Principal Leadership and School Performance
January,
2005
The Study
This study by Professor Helen Marks of Ohio State University and
Susan Printy, assistant professor in the Department of Educational
Administration, focuses on school leadership relations between
principals and teachers and examines the potential of their active
collaboration to enhance the quality of teaching and student
performance.
Findings
The authors point out that early conceptions of instructional
leadership focused on the principal’s role in managing school
processes and procedures related to instruction and supervision.

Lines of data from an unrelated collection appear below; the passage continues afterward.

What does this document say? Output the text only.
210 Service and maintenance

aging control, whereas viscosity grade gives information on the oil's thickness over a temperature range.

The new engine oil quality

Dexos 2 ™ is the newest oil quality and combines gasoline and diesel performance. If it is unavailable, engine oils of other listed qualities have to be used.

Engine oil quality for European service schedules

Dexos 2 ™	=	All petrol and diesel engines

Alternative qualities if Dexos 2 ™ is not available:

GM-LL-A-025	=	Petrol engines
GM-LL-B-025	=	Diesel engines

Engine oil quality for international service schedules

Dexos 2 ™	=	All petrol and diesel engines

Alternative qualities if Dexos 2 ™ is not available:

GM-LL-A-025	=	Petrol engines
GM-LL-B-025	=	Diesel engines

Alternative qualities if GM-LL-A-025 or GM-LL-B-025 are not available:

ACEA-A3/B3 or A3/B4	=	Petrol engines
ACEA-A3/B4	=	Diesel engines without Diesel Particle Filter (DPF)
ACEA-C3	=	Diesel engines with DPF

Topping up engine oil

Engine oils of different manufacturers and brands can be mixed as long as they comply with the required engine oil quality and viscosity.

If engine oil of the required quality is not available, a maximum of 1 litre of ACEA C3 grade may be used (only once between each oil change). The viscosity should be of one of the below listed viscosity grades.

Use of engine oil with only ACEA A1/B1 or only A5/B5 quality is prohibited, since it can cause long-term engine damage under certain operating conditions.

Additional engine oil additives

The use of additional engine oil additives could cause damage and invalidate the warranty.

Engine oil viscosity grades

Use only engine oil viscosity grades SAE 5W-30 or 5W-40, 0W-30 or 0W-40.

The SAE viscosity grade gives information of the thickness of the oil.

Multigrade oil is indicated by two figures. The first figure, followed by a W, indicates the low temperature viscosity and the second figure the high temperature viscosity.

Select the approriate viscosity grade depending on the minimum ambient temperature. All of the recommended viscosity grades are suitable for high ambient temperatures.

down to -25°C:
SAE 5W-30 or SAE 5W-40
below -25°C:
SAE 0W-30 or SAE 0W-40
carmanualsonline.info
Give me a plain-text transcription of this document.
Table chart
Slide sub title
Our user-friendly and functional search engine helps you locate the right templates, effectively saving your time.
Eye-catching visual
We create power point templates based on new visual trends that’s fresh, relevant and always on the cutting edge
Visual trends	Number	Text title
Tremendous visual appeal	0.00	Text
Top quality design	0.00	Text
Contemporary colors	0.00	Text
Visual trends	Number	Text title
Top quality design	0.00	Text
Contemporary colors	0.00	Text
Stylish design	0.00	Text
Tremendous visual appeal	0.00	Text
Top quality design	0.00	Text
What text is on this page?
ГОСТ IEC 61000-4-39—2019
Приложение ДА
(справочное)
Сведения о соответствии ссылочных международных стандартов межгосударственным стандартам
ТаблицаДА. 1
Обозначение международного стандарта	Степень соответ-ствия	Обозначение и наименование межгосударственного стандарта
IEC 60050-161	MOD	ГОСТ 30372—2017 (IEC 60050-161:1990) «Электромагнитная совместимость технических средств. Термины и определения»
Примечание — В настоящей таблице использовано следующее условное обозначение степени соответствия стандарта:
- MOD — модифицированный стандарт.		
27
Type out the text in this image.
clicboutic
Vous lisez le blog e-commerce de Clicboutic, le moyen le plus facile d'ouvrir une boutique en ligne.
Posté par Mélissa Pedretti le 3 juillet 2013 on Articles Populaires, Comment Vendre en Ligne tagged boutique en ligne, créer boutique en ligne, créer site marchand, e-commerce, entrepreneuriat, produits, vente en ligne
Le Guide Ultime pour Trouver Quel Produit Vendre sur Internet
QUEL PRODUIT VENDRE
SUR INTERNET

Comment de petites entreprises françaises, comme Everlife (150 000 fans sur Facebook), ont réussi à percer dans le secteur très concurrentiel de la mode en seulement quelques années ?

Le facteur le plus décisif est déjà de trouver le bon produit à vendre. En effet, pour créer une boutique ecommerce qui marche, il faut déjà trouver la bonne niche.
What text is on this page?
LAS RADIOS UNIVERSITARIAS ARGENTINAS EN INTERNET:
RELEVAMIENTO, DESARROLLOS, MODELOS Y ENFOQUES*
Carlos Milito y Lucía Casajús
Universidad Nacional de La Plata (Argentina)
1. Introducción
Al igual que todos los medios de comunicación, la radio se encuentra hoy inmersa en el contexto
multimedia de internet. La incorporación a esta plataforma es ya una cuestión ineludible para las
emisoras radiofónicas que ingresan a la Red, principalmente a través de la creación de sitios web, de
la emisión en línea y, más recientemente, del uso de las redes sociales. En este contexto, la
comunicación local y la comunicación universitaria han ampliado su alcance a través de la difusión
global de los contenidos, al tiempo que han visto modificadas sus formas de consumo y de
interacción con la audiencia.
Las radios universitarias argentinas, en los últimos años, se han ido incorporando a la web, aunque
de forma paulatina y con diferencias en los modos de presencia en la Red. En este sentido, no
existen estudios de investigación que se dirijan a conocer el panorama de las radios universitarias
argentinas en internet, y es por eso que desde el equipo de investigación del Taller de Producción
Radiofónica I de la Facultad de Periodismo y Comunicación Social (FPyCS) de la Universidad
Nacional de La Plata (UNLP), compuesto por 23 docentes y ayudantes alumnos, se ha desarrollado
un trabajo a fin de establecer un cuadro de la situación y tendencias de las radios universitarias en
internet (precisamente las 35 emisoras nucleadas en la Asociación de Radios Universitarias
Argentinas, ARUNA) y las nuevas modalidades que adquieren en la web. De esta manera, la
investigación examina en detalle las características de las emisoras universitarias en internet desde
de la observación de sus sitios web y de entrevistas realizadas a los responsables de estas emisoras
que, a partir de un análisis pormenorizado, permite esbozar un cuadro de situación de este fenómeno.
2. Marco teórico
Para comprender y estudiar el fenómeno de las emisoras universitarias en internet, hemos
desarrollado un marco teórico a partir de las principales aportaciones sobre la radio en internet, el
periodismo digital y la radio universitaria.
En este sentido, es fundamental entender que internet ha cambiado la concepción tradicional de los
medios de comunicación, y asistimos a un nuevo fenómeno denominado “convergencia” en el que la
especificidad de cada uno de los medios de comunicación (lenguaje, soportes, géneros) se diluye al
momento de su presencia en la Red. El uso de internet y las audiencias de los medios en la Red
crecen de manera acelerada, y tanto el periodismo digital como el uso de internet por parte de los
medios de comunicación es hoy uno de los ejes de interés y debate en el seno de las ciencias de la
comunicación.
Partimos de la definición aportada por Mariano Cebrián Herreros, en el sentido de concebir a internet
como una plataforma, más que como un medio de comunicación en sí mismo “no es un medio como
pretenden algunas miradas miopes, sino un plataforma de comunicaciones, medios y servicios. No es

However, school reform demanded that the principal become an agent of
change and the managerial role of instructional leader lost its
centrality. Transformational leadership emerged, which emphasized the
ingredients of change-ideas, innovation, influence, and consideration
for the individual in the process. However, transformational
leadership lacked a focus on curriculum and instruction. Under shared
instructional leadership, leadership for instruction emerges from both
the principal and the teachers. Under this model, the principal
collaborates with teachers to accomplish organizational goals for
teaching and learning. In their study, Marks and Printy sought to
understand the relationship of transformational and shared
instructional leadership to the pedagogical practices of teachers and
to student performance on measures of achievement. Using data from a
sample of 24 nationally selected restructured schools—8 elementary, 8
middle, and 8 high schools—the researchers found that transformational
leadership is a necessary but insufficient condition for instructional
leadership. When transformational and shared instructional leadership
coexist in an integrated form of leadership, the influence on school
performance, measured by the quality of its pedagogy and achievement
of its students, is substantial. “The study demonstrates the
effectiveness of integrated leadership--both transformational and
instructional—in eliciting the instructional leadership of teachers
for improving school performance. When the principal brings forth high
levels of commitment and professionalism from teachers and works
interactively with teachers in a shared instructional leadership
capacity, schools have the benefit of integrated leadership; they are
organizations that learn and perform at high levels.”
What It Means To You
What kind of leadership do principals in your district use?
Transformational? Shared instructional? Might an integrated approach
make for more powerful and effective leadership?
For More Information
Marks, H.M. & Printy, S.M. (2003). Principal leadership and school
performance: An integration of transformational and instructional
leadership. Educational Administration Quarterly, (39)3, 370-397.